The other little twist to this sales approach is that the Federal Tax Credit is limited to your tax liability. Let's say that you purchased a $100,000 system. Thirty percent of that would be $30,000. However, if you only owed $10,000 in taxes that year, you could only use $10,000 of the credit. The rest rolls over into future years until used up. They generally don't tell you that in their slick presentations.
I'm not saying that you shouldn't take advantage of the solar programs out there. I am considering it myself. However, you need to know the ALL the facts of what you are getting into and that's what I try to provide. Below is a brief synopsis of what the current federal tax laws are:
The Inflation Adjustment Act extended and modified the residential energy efficient property (REEP) credit and renamed it the “residential clean energy (RCE) credit.” This credit was previously set to expire after 2023 and is now extended through 2034. The RCE credit is a credit for solar electric, wind, and other alternative energy equipment installed in the taxpayer’s residence. The credit rates for qualified expenditures are:
- 30% for property placed in service 2022 through 2032 (increased from 26% in 2022 and 22% in 2023 prior to the Act),
- 26% for property placed in service during 2033, and
- 22% for property placed in service during 2034.
The IRS released frequently asked questions in FS-2022-40 providing preliminary guidance on homeowners’ energy credits.
Clean energy expenditures that qualify for the RCE credit
The following clean energy expenditures are eligible for the RCE credit:
- Solar electric property (solar panels)
- Qualified expenditures don’t generally include roofing materials and structural components. However, solar roofing tiles and solar roofing shingles that also serve as solar electric collectors may qualify for the credit.
- Solar water heating property (solar water heaters)
- The property must be certified for performance by the nonprofit Solar Rating Certification Corporation or a comparable entity endorsed by the state government where the property is installed.
- Fuel cell property
- Small wind energy property
- Geothermal heat pump property
- The property must meet Energy Star requirements in effect when the expenditure is made
- Battery storage technology
- The property must have a capacity of 3 kilowatt-hours or greater
Qualifying expenditures must be for new clean energy property, i.e. used property does not qualify for the RCE credit
Residences that qualify for the RCE credit
Property may be installed in a newly constructed or existing home, but the home must be the taxpayer’s personal residence located in the United States. For fuel cell expenditures, the home must be used as the taxpayer’s principal residence.

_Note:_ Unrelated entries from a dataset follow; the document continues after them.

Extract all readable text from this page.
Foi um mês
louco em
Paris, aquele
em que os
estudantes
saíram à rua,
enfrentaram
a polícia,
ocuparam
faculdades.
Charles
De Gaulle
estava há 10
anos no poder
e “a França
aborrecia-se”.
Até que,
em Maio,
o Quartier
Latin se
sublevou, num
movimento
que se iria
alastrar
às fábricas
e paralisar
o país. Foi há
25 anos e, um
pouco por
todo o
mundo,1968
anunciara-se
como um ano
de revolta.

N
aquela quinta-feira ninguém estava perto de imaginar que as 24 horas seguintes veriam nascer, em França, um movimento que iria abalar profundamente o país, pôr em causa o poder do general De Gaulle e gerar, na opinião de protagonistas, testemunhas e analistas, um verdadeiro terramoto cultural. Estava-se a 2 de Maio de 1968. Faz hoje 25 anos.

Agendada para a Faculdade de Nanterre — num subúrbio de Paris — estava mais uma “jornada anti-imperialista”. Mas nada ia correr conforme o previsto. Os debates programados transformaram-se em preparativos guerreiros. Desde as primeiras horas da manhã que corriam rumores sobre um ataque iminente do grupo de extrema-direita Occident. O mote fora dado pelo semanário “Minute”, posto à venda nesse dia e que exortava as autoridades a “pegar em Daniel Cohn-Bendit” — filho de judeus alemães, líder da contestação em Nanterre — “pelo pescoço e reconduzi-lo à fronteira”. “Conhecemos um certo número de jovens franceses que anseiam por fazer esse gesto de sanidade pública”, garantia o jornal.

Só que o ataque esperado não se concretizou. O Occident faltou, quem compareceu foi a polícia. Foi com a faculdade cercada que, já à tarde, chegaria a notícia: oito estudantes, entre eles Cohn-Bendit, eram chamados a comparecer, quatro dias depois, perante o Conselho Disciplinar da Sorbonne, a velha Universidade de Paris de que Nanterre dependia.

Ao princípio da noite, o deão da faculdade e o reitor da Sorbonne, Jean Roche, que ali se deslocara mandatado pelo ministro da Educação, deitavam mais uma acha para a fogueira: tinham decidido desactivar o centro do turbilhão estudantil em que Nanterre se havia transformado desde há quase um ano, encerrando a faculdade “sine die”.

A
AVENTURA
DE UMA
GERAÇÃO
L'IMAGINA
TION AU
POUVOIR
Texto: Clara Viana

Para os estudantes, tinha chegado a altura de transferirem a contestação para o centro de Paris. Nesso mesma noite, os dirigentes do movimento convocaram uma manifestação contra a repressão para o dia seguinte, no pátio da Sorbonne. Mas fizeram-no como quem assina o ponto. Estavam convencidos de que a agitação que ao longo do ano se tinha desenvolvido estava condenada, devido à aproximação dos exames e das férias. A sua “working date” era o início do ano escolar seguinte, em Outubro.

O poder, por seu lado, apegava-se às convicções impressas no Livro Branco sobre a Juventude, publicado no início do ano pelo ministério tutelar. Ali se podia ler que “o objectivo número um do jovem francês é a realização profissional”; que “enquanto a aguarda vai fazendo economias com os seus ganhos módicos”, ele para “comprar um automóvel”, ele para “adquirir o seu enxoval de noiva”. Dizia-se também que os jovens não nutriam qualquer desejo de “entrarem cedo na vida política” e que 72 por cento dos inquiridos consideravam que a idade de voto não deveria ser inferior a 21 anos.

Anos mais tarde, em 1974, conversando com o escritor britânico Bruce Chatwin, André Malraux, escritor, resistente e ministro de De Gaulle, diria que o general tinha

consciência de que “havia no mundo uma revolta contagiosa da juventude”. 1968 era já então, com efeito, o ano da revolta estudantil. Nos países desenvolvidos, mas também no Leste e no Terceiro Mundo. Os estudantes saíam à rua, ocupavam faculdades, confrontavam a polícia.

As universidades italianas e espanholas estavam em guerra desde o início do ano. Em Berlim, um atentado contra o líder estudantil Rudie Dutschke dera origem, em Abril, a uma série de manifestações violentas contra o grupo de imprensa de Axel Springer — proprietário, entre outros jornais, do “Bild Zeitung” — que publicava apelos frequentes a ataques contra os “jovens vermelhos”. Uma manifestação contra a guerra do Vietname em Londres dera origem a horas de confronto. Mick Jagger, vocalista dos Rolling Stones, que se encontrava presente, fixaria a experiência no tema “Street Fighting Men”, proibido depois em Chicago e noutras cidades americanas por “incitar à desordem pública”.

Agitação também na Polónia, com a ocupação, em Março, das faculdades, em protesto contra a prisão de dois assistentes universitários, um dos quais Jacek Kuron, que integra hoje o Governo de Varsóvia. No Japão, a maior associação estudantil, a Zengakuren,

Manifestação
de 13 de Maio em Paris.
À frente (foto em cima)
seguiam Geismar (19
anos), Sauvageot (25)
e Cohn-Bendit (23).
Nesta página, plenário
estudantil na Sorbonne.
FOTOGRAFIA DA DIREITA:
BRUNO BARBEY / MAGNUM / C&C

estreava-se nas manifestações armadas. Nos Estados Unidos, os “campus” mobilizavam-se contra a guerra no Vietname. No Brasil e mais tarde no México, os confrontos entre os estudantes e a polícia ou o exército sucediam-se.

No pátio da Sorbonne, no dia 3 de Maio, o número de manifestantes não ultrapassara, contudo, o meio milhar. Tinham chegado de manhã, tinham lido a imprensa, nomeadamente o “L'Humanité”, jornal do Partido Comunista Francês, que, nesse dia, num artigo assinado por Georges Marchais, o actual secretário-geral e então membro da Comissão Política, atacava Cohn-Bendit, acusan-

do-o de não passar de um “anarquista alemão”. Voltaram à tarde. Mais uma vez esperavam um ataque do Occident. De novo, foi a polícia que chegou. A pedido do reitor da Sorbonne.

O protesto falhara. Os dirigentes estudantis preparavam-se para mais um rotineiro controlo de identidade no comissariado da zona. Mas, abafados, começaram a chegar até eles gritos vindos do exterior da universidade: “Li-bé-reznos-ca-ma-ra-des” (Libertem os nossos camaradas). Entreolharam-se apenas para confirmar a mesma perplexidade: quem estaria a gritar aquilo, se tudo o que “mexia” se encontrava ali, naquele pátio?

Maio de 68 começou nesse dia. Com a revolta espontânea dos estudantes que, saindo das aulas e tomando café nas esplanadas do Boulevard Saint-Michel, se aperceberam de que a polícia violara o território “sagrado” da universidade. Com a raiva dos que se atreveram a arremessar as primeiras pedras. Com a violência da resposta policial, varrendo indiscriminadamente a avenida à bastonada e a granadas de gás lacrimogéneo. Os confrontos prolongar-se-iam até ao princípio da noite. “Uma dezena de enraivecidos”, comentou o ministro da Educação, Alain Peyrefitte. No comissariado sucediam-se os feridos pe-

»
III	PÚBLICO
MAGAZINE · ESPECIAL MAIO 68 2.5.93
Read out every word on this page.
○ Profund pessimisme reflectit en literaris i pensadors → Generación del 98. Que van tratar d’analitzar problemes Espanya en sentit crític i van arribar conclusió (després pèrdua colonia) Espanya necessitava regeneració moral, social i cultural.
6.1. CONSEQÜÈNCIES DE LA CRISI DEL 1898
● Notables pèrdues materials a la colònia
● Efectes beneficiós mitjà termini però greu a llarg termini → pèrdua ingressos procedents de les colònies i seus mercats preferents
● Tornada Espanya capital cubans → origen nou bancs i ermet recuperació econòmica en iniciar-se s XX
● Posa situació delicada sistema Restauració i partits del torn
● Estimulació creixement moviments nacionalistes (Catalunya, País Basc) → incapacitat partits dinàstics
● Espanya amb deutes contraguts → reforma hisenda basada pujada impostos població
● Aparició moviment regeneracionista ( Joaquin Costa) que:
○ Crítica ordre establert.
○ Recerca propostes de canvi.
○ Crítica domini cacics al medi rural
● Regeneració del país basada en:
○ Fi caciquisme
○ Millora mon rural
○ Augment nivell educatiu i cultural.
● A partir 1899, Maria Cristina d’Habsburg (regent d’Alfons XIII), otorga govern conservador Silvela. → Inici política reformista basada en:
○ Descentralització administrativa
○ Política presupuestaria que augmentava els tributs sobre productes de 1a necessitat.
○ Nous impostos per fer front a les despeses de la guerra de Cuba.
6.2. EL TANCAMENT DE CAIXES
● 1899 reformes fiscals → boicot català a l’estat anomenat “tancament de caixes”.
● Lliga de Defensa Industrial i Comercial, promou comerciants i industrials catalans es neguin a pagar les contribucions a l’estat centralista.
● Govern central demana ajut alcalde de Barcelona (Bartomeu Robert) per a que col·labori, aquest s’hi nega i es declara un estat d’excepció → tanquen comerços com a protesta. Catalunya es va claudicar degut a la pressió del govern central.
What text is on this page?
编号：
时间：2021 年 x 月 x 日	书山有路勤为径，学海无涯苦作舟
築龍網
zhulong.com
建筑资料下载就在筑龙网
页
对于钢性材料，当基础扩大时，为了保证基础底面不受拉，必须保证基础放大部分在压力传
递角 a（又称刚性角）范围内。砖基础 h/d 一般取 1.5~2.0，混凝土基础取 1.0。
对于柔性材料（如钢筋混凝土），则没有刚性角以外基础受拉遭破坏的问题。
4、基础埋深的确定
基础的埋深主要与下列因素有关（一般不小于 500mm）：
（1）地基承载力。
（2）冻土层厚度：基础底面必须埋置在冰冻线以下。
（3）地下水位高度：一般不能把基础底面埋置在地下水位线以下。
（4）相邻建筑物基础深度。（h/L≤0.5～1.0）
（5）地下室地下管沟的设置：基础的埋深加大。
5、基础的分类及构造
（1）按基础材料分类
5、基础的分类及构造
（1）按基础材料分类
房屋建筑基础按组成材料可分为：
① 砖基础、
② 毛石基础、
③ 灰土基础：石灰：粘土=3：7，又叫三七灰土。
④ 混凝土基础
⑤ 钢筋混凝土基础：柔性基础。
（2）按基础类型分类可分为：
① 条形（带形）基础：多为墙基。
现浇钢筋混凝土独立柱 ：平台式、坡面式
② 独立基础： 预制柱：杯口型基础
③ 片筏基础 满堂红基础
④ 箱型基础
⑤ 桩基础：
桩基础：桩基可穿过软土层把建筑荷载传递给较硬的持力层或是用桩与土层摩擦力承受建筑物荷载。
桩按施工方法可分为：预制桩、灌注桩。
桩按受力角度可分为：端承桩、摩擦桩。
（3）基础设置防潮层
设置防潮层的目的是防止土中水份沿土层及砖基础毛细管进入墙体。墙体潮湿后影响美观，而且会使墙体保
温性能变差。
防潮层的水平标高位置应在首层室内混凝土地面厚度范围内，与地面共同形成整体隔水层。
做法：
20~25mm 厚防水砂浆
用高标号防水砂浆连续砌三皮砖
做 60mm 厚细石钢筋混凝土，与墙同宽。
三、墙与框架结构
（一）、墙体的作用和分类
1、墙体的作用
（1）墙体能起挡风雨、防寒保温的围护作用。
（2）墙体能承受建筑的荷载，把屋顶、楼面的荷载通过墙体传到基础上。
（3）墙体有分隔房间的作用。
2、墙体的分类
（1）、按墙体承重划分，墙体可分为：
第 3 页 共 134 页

If the home is used partly for business purposes, the taxpayer will qualify for the RCE credit if business use is not more than 20% of the home. If business use exceeds 20% the taxpayer may claim only the portion of the credit properly allocable to nonbusiness use. Expenditures for a home used solely for business purposes or not used by the taxpayer at all do not qualify for the credit.
Note that a taxpayer who rents a home as their principal residence may claim the credit.
Calculating the RCE credit
Taxpayers claim the RCE on Form 5695, Residential Energy Credits in the year qualified property is installed, which is not necessarily the year the property is purchased.
The credit is 30% of qualifying expenditures. For fuel cell property, the maximum credit is $500 for each half kilowatt of capacity, or $1,667 for each half kilowatt of capacity if the residence is occupied by two or more individuals. Expenditures include labor costs properly allocable to onsite preparation and assembly, or original installation of the property and for piping or wiring to interconnect the property to the home.
The credit is nonrefundable, but taxpayers may carry the unused credit forward to future years. The credit offsets both regular tax and AMT. There is no lifetime limit for the RCE credit.
Facts and circumstances determine the tax treatment of subsidies from public utilities, rebates, and state energy incentives (see the FAQs). The taxpayer must reduce basis in the residence by the RCE credit claimed.
(On another note, the energy efficient home improvement credit was also extended - doors, windows, etc - and I will have more on that in another blog entry.)